Il personale ha paura di tornare al lavoro. «Oggi non vado in ospedale perché non me la sento, in queste condizioni, senza tutele. E anche i due colleghi stanno male e non vogliono riprendere i turni perché l'episodio di violenza potrebbe ripetersi. Inoltre, l'infermiere picchiato ha un problema renale, presumibilmente proprio a causa delle percosse ricevute: è stato, infatti, colpito, con forza e più volte, con calci e pugni, all'addome e in testa», aggiunge L.C. 

«Questo è solo l'ultimo caso di violenza», interviene il sindacalista Uil Salvatore Siesto. «Un altro collega è stato percosso, ad esempio, non appena è stato trasferito nel dipartimento di emergenza accettazione. Un altro, ancora, è finito addirittura in rianimazione: steso letteralmente da un maestro di karate, un episodio, tra i più gravi, avvenuto qualche anno fa».
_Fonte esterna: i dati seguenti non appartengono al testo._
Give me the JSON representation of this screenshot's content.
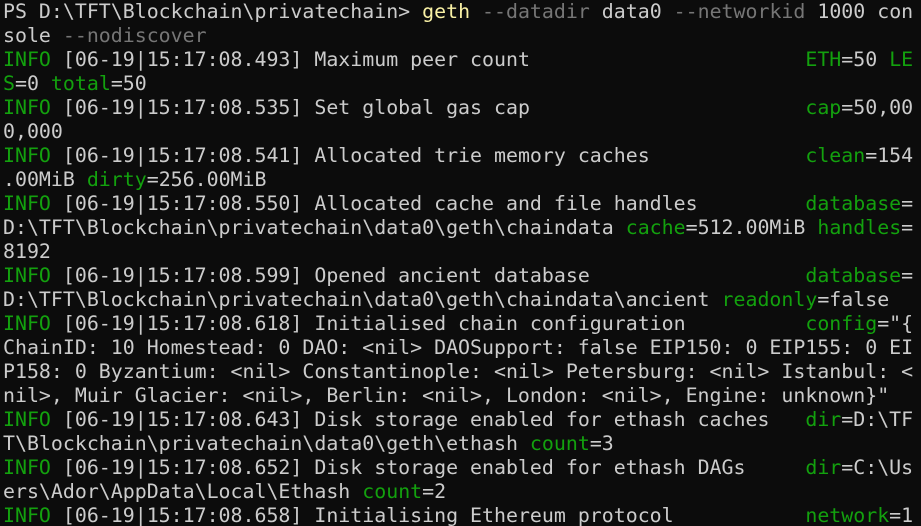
{
  "colors": {
    "background": "#0c0c0c",
    "default": "#cccccc",
    "green": "#13a10e",
    "yellow": "#f9f1a5",
    "gray": "#767676"
  },
  "terminal": {
    "rows": [
      [
        [
          "default",
          "PS D:\\TFT\\Blockchain\\privatechain> "
        ],
        [
          "yellow",
          "geth"
        ],
        [
          "gray",
          " --datadir"
        ],
        [
          "default",
          " data0"
        ],
        [
          "gray",
          " --networkid"
        ],
        [
          "default",
          " 1000 con"
        ]
      ],
      [
        [
          "default",
          "sole"
        ],
        [
          "gray",
          " --nodiscover"
        ]
      ],
      [
        [
          "green",
          "INFO"
        ],
        [
          "default",
          " [06-19|15:17:08.493] Maximum peer count                       "
        ],
        [
          "green",
          "ETH"
        ],
        [
          "default",
          "=50 "
        ],
        [
          "green",
          "LE"
        ]
      ],
      [
        [
          "green",
          "S"
        ],
        [
          "default",
          "=0 "
        ],
        [
          "green",
          "total"
        ],
        [
          "default",
          "=50"
        ]
      ],
      [
        [
          "green",
          "INFO"
        ],
        [
          "default",
          " [06-19|15:17:08.535] Set global gas cap                       "
        ],
        [
          "green",
          "cap"
        ],
        [
          "default",
          "=50,00"
        ]
      ],
      [
        [
          "default",
          "0,000"
        ]
      ],
      [
        [
          "green",
          "INFO"
        ],
        [
          "default",
          " [06-19|15:17:08.541] Allocated trie memory caches             "
        ],
        [
          "green",
          "clean"
        ],
        [
          "default",
          "=154"
        ]
      ],
      [
        [
          "default",
          ".00MiB "
        ],
        [
          "green",
          "dirty"
        ],
        [
          "default",
          "=256.00MiB"
        ]
      ],
      [
        [
          "green",
          "INFO"
        ],
        [
          "default",
          " [06-19|15:17:08.550] Allocated cache and file handles         "
        ],
        [
          "green",
          "database"
        ],
        [
          "default",
          "="
        ]
      ],
      [
        [
          "default",
          "D:\\TFT\\Blockchain\\privatechain\\data0\\geth\\chaindata "
        ],
        [
          "green",
          "cache"
        ],
        [
          "default",
          "=512.00MiB "
        ],
        [
          "green",
          "handles"
        ],
        [
          "default",
          "="
        ]
      ],
      [
        [
          "default",
          "8192"
        ]
      ],
      [
        [
          "green",
          "INFO"
        ],
        [
          "default",
          " [06-19|15:17:08.599] Opened ancient database                  "
        ],
        [
          "green",
          "database"
        ],
        [
          "default",
          "="
        ]
      ],
      [
        [
          "default",
          "D:\\TFT\\Blockchain\\privatechain\\data0\\geth\\chaindata\\ancient "
        ],
        [
          "green",
          "readonly"
        ],
        [
          "default",
          "=false"
        ]
      ],
      [
        [
          "green",
          "INFO"
        ],
        [
          "default",
          " [06-19|15:17:08.618] Initialised chain configuration          "
        ],
        [
          "green",
          "config"
        ],
        [
          "default",
          "=\"{"
        ]
      ],
      [
        [
          "default",
          "ChainID: 10 Homestead: 0 DAO: <nil> DAOSupport: false EIP150: 0 EIP155: 0 EI"
        ]
      ],
      [
        [
          "default",
          "P158: 0 Byzantium: <nil> Constantinople: <nil> Petersburg: <nil> Istanbul: <"
        ]
      ],
      [
        [
          "default",
          "nil>, Muir Glacier: <nil>, Berlin: <nil>, London: <nil>, Engine: unknown}\""
        ]
      ],
      [
        [
          "green",
          "INFO"
        ],
        [
          "default",
          " [06-19|15:17:08.643] Disk storage enabled for ethash caches   "
        ],
        [
          "green",
          "dir"
        ],
        [
          "default",
          "=D:\\TF"
        ]
      ],
      [
        [
          "default",
          "T\\Blockchain\\privatechain\\data0\\geth\\ethash "
        ],
        [
          "green",
          "count"
        ],
        [
          "default",
          "=3"
        ]
      ],
      [
        [
          "green",
          "INFO"
        ],
        [
          "default",
          " [06-19|15:17:08.652] Disk storage enabled for ethash DAGs     "
        ],
        [
          "green",
          "dir"
        ],
        [
          "default",
          "=C:\\Us"
        ]
      ],
      [
        [
          "default",
          "ers\\Ador\\AppData\\Local\\Ethash "
        ],
        [
          "green",
          "count"
        ],
        [
          "default",
          "=2"
        ]
      ],
      [
        [
          "green",
          "INFO"
        ],
        [
          "default",
          " [06-19|15:17:08.658] Initialising Ethereum protocol           "
        ],
        [
          "green",
          "network"
        ],
        [
          "default",
          "=1"
        ]
      ]
    ]
  }
}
Il problema, purtroppo, non nasce oggi. Risale esattamente a  10 anni fa l'indagine sulla violenza realizzata dall'Ordine dei medici di Napoli. Allora 640 professionisti dichiararono di aver subito aggressioni e intimidazioni sul posto di lavoro: il 9 per cento degli intervistati in una sola occasione, il 91 per cento più volte.In particolare, il 13 per cento del campione segnalò intimidazioni a mano armata, il 55 per cento minacce verbali, il 20 per cento d’aver assistito impotente ad atti vandalici. L'indagine si svolse su base volontaria, con un campione non omogeneo e parziale e coinvolse il 12 per cento dei camici bianchi iscritti all'organismo di categoria che raccolse l’invito a rispondere al questionario diffuso tramite il proprio bollettino mensile. Ma, già allora, i risultati furono indicativi di «uno stato di allerta generale», sottolineò Silvestro Scotti, nel 2006 consigliere e oggi presidente dell'Ordine di Napoli. Nella mappa della paura, tracciata dagli operatori, erano anche indicate le zone considerate più a rischio: Pozzuoli, Giugliano, Pomigliano d’Arco e Nola, passando per Pollena Trocchia e per altri comuni dell'hinterland, dove un chirurgo su tre del campione aveva anche chiesto il trasferimento come reazione alle ripetute minacce e soprusi. Nell’area vesuviana e in costiera sorrentina si registrava, inoltre, il maggior numero di «denunce inefficaci», tra il 12 e il 14 per cento dei casi segnalati alle autorità competenti.